Deferents and Epicycles

We’ll start with a simpler heliocentric system: the planets travel in circular orbits, at constant speed, centered on the Sun, S. We assume (contrary to fact) that all this takes place in the same plane. We ask, how does the orbit of planet P look from an Earth-centered reference frame? (We use O for Earth, since E has another role to play later.) Take a look:

Consider the moving vector \scriptstyle \overrightarrow{OP}. The “tail” O stays fixed, and the “head” P moves around. Now \scriptstyle \overrightarrow{OP} = \overrightarrow{OS}+\overrightarrow{SP}, so the Sun travels in a circle around Earth, and the planet travels in a circle around the Sun.

We’ve just outlined the basic deferent-epicycle geometry. The planet moves in a circle called the epicycle; its center describes a circle called the deferent. If P is an inner planet (Mercury or Venus), then the deferent is the Sun’s orbit around Earth, and the epicycle is the planet’s orbit around the Sun.

This approach still works for an outer planet (Mars, Jupiter, and Saturn—the others were not known to the ancients). But the epicycle would be bigger than the deferent. We fix this (assuming it needs fixing) with a simple transformation1. Here:

Complete the parallelogram OSPD. We have \scriptstyle \overrightarrow{OP} = \overrightarrow{OD}+\overrightarrow{DP}. Then \scriptstyle \overrightarrow{OD} describes the deferent, and \scriptstyle \overrightarrow{DP} describes the epicycle.
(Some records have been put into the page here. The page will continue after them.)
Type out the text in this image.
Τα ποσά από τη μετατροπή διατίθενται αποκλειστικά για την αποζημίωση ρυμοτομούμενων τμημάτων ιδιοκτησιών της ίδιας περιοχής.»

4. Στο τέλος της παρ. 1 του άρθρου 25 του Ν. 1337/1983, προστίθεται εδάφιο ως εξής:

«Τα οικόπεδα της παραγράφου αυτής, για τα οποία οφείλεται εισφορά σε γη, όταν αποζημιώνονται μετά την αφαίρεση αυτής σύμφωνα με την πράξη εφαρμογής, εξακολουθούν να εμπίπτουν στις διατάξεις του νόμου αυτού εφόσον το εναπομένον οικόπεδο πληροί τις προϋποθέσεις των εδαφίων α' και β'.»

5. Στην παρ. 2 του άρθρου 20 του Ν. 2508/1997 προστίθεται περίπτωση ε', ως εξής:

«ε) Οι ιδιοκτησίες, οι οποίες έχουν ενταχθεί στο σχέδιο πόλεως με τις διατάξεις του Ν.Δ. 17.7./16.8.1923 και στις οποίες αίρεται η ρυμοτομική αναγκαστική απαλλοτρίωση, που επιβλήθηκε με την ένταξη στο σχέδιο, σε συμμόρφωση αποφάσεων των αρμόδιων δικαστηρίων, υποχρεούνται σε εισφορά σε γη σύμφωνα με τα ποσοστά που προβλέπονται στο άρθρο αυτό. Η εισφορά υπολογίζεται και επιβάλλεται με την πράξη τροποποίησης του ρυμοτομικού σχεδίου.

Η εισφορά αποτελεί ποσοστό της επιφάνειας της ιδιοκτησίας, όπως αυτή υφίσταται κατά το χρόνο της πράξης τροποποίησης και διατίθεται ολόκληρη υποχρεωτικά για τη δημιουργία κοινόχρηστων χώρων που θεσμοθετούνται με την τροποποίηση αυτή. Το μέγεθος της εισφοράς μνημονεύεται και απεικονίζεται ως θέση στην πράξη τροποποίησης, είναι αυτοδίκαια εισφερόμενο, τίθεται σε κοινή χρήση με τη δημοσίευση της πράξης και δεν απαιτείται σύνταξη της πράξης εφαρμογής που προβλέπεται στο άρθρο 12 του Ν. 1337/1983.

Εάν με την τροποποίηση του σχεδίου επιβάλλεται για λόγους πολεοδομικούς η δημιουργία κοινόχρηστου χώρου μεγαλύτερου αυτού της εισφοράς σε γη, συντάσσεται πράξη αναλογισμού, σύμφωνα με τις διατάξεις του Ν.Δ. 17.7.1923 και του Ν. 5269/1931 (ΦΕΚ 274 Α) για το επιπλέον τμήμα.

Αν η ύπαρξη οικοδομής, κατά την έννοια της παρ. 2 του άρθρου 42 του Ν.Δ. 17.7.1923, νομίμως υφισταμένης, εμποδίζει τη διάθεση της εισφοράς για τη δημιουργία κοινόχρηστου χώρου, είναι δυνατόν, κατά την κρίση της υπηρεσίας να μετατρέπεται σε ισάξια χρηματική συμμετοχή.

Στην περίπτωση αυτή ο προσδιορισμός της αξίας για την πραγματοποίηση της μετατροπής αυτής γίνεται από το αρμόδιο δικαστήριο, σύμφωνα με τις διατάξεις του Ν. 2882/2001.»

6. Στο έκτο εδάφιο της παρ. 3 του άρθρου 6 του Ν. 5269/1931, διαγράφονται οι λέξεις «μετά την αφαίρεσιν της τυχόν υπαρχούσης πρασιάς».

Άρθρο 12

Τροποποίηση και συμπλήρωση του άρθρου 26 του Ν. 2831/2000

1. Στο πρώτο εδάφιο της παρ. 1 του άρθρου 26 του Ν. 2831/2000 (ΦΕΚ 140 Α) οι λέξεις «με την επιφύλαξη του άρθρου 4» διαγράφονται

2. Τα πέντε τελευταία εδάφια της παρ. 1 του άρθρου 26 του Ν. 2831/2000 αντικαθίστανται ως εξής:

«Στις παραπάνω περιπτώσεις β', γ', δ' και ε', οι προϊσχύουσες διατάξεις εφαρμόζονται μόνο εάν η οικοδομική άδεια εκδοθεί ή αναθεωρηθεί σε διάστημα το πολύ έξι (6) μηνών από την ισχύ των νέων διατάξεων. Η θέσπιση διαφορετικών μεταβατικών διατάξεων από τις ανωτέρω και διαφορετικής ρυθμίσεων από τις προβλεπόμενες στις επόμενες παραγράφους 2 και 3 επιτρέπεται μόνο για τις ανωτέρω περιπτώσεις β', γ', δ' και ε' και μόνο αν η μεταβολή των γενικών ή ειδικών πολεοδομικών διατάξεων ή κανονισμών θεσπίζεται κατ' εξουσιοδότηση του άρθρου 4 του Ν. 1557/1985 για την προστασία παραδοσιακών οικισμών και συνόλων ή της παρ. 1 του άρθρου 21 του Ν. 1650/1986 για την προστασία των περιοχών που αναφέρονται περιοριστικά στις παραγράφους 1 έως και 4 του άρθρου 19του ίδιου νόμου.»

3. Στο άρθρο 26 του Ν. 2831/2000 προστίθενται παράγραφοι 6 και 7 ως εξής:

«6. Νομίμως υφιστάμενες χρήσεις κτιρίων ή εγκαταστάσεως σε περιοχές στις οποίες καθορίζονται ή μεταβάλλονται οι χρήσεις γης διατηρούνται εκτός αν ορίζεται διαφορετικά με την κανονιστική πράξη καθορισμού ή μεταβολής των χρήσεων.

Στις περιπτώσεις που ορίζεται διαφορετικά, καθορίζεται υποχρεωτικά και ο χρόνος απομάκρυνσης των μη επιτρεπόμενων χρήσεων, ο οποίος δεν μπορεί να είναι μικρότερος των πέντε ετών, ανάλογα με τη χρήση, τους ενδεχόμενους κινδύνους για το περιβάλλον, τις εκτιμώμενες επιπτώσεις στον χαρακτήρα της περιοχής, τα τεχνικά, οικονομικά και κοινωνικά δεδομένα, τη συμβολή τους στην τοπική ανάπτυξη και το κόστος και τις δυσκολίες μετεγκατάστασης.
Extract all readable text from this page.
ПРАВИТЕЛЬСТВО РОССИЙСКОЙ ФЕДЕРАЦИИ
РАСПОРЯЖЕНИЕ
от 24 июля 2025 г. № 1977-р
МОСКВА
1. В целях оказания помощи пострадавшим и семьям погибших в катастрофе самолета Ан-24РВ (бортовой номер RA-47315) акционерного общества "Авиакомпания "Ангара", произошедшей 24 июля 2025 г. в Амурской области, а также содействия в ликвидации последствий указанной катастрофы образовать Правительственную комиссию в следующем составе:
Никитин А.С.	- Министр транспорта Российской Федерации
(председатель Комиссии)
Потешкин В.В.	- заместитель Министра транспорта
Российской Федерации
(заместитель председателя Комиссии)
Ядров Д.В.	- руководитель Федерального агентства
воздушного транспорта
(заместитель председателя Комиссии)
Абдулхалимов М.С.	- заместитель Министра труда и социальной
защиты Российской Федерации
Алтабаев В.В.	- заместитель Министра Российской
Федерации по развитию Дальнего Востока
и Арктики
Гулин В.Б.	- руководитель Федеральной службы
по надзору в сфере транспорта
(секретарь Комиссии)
We’ve gone from the “Before” to the “After”.

We’ve switched the roles of the deferent and epicycle: the deferent represents the planet’s orbit around the Sun, and the epicycle represents the Sun’s orbit around Earth. However, the centers of these orbits have been moved. (Essentially, we’ve applied the commutativity of vector addition. If \scriptstyle \textbf{v}=\overrightarrow{OS}=\overrightarrow{DP} and \scriptstyle \textbf{w}=\overrightarrow{SP}=\overrightarrow{OD}, then \scriptstyle \textbf{v}+\textbf{w}=\overrightarrow{OS}+\overrightarrow{SP} and \scriptstyle \textbf{w}+\textbf{v}=\overrightarrow{OD}+\overrightarrow{DP}.)

Now a complication: scaling. If we scale up the rotating deferent and epicycle vectors by the same factor, the motion of the planet will look the same, viewed from Earth. After all, only the direction of OP says where P appears in the night sky. The distance affects the brightness, but this was far harder to quantify, especially without telescopes.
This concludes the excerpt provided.